Abstract:Recent studies have highlighted the issue of stereotypical depictions for people of different identity groups in Text-to-Image (T2I) model generations. However, these existing approaches have several key limitations, including a noticeable lack of coverage of global identity groups in their evaluation, and the range of their associated stereotypes.
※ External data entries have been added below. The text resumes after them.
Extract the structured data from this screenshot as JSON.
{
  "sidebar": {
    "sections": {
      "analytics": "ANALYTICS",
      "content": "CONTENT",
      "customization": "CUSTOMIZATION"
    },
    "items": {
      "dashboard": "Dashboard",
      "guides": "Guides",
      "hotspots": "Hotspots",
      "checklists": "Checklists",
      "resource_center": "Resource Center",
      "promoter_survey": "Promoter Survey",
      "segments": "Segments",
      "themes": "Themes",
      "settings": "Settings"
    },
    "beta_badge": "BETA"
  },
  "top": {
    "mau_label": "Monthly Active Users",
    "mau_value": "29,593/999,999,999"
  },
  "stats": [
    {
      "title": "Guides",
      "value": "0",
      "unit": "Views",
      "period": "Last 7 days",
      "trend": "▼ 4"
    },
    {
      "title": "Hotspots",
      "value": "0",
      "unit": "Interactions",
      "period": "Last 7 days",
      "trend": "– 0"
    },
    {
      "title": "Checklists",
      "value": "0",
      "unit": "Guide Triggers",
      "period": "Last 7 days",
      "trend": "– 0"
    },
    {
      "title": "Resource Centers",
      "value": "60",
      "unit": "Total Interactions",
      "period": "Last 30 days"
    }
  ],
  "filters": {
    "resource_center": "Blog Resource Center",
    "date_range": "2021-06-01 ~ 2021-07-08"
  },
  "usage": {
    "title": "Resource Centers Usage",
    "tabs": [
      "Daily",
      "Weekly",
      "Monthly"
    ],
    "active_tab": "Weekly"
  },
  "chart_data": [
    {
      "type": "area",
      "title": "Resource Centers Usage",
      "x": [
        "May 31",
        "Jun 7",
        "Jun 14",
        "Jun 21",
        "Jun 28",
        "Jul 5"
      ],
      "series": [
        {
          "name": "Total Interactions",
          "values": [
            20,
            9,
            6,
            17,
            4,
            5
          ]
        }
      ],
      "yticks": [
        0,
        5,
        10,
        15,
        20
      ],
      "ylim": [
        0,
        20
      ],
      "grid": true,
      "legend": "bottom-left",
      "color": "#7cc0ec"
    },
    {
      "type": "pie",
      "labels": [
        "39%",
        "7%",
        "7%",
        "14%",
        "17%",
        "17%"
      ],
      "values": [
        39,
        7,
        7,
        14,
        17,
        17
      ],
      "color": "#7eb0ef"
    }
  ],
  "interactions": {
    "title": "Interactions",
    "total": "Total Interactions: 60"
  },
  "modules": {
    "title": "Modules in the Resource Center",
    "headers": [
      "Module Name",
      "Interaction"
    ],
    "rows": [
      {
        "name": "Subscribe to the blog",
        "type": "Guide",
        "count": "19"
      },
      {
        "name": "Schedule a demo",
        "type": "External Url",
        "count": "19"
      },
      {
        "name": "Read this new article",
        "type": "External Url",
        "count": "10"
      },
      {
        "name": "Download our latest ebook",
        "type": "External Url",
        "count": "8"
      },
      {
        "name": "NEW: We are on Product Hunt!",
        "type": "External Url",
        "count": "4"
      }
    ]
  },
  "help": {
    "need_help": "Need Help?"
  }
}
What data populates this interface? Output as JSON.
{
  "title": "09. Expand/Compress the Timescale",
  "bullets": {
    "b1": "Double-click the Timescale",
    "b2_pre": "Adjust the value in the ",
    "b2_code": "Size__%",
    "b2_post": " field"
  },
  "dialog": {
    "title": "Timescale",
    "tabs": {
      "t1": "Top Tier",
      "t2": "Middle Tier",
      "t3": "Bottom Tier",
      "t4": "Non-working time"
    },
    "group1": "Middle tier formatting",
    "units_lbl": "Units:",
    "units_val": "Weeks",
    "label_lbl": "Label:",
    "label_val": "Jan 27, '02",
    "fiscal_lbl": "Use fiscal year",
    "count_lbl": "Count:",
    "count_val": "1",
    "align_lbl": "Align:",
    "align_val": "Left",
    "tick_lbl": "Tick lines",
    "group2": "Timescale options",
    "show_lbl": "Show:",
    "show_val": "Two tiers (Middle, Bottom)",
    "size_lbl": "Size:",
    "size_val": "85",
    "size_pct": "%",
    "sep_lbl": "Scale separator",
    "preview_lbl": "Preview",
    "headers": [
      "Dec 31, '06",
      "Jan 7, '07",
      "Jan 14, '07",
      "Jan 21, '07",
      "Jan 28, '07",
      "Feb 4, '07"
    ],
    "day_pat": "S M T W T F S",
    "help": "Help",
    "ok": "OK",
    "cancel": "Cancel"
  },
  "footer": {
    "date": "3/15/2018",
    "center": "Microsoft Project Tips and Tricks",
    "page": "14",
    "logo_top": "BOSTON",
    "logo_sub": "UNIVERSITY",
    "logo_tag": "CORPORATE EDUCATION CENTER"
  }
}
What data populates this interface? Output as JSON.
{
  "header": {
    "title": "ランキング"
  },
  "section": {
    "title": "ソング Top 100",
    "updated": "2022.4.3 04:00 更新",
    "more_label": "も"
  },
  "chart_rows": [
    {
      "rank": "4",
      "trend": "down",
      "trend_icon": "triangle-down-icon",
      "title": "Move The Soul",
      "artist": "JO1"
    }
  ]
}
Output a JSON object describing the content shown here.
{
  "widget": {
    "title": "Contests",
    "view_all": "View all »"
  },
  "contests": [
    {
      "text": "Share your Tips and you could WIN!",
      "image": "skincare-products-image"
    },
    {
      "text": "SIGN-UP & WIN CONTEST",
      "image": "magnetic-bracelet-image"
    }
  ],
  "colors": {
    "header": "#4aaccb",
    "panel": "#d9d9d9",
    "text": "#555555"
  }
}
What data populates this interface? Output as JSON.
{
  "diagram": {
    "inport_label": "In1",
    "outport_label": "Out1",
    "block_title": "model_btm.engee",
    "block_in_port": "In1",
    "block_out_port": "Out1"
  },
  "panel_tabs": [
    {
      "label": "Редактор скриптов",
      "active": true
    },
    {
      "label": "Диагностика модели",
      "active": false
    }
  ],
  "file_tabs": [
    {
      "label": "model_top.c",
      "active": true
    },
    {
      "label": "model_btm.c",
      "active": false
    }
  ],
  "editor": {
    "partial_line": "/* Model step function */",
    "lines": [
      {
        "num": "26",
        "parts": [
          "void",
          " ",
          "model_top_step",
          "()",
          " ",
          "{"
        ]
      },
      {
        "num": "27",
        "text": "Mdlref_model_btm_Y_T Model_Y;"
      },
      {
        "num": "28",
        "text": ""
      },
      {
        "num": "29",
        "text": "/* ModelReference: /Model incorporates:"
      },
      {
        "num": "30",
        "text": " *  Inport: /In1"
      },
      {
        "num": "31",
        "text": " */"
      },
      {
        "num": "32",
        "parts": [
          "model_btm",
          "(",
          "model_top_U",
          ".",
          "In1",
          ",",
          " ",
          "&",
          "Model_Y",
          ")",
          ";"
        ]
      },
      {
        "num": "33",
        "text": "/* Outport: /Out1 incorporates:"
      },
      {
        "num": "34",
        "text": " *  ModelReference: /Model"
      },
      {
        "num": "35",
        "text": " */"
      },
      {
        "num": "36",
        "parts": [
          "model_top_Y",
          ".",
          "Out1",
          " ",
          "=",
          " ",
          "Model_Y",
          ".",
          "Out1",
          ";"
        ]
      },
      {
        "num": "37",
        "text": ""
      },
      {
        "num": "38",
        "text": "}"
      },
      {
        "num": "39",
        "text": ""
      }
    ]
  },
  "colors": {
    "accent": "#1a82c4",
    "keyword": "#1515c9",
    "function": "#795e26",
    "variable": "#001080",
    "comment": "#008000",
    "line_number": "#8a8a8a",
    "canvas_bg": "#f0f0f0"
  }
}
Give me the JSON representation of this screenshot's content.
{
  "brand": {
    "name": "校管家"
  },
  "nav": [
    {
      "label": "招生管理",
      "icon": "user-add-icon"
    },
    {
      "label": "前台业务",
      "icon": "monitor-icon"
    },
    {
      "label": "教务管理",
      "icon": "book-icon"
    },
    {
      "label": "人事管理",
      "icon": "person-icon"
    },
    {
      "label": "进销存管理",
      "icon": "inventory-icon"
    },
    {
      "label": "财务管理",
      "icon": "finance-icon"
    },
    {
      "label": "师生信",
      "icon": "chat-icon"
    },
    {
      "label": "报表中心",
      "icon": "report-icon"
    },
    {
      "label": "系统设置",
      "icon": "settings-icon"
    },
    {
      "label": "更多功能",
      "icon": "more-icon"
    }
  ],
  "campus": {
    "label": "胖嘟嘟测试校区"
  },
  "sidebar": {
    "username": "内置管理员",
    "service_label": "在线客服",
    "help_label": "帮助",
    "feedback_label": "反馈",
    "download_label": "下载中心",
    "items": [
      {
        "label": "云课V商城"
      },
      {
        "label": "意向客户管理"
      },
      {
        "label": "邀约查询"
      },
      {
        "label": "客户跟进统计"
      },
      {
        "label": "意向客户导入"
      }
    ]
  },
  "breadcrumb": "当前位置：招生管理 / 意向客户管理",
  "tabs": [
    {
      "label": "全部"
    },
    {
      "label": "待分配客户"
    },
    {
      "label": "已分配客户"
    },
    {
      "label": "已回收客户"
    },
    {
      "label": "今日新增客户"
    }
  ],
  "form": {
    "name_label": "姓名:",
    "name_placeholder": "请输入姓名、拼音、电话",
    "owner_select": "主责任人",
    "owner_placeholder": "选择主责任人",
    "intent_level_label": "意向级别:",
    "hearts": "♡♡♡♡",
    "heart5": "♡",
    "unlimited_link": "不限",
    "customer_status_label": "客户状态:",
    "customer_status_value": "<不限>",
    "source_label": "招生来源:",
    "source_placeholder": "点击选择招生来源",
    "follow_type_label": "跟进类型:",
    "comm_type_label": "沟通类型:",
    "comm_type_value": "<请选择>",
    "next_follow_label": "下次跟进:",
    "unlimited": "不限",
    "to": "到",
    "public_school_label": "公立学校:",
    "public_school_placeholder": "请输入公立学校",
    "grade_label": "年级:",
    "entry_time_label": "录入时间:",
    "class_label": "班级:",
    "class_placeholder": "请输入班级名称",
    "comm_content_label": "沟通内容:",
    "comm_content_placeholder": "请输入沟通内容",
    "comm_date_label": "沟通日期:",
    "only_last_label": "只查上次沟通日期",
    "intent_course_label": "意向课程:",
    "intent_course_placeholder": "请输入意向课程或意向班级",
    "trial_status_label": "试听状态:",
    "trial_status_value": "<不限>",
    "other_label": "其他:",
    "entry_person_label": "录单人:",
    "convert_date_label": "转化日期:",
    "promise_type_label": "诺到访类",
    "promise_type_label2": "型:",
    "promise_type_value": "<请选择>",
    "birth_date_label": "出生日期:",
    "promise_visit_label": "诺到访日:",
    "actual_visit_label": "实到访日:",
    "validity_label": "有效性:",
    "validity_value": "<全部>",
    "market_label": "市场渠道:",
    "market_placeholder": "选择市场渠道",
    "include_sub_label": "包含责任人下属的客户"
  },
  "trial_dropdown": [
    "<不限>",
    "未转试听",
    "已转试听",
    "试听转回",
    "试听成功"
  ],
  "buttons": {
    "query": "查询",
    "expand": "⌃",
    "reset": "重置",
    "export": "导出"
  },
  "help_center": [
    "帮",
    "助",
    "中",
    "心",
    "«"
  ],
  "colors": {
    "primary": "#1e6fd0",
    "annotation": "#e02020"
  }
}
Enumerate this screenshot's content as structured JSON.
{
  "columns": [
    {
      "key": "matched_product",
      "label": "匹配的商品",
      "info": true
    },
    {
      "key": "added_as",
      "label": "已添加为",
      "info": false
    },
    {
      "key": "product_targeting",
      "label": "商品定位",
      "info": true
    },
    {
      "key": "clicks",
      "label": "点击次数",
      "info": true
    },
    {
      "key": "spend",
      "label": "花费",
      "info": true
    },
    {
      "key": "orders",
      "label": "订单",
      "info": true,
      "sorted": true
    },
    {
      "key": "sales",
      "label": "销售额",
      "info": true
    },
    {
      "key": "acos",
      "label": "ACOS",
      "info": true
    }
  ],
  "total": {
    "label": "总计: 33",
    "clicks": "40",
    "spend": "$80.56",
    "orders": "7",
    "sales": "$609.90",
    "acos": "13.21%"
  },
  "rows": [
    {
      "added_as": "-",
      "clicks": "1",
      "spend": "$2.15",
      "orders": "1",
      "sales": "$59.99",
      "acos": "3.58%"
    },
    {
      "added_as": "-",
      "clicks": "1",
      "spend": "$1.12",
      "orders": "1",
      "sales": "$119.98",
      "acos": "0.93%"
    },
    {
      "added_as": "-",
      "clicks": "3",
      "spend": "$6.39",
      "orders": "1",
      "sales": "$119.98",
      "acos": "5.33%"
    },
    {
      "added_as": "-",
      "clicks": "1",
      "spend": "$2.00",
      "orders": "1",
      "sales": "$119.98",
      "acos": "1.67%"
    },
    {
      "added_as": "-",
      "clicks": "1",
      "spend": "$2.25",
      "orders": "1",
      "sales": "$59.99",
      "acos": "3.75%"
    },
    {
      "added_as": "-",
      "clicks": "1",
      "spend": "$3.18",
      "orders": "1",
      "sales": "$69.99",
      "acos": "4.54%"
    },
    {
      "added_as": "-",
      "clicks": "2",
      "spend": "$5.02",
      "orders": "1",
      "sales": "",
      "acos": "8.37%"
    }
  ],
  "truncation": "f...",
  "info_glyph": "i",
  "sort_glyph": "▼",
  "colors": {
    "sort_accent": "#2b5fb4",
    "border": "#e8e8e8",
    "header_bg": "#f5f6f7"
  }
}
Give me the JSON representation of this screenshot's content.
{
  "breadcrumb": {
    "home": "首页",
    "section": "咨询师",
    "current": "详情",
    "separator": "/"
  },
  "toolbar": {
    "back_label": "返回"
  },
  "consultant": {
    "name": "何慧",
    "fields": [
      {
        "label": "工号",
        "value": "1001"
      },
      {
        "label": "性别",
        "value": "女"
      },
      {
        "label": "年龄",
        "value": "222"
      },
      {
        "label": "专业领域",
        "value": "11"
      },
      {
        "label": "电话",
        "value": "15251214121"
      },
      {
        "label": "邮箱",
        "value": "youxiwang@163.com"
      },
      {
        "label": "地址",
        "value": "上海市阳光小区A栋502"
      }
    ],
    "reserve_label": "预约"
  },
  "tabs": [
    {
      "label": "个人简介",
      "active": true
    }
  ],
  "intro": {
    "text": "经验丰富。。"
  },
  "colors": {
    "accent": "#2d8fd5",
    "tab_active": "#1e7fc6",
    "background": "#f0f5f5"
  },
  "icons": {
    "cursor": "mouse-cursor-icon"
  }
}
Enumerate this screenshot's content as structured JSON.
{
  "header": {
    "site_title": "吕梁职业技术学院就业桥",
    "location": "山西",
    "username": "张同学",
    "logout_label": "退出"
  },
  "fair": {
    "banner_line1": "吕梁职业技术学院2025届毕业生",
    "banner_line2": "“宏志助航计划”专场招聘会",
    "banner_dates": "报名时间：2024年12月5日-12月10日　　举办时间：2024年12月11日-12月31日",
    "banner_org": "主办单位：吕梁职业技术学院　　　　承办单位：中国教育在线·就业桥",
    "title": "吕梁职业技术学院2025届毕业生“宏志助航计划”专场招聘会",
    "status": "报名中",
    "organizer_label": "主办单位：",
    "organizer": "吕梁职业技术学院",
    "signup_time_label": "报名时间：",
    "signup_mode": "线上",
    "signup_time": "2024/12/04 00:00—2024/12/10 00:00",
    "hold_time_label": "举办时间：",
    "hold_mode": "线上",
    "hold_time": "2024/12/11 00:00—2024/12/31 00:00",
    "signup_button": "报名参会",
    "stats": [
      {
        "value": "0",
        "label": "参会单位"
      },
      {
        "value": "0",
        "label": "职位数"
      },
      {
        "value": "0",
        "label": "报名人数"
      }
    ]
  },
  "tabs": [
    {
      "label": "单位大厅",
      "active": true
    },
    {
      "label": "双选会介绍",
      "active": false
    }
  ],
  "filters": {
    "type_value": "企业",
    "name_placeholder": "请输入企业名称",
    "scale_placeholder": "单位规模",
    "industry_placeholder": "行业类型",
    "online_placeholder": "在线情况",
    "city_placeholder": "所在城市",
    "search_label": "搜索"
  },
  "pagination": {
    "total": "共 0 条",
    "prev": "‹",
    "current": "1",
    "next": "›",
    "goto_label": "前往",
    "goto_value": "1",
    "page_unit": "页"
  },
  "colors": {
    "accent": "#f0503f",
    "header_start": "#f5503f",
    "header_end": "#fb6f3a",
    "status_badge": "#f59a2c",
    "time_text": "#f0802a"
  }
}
Additionally, they often lack a critical distinction between inherently visual stereotypes, such as `underweight' or `sombrero', and culturally dependent stereotypes like `attractive' or `terrorist'. In this work, we address these limitations with a multifaceted approach that leverages existing textual resources to ground our evaluation of geo-cultural stereotypes in the generated images from T2I models. We employ existing stereotype benchmarks to identify and evaluate visual stereotypes at a global scale, spanning 135 nationality-based identity groups. We demonstrate that stereotypical attributes are thrice as likely to be present in images of these identities as compared to other attributes. We further investigate how disparately offensive the depictions of generated images are for different nationalities. Finally, through a detailed case study, we reveal how the 'default' representations of all identity groups have a stereotypical appearance. Moreover, for the Global South, images across different attributes are visually similar, even when explicitly prompted otherwise. CONTENT WARNING: Some examples may contain offensive stereotypes.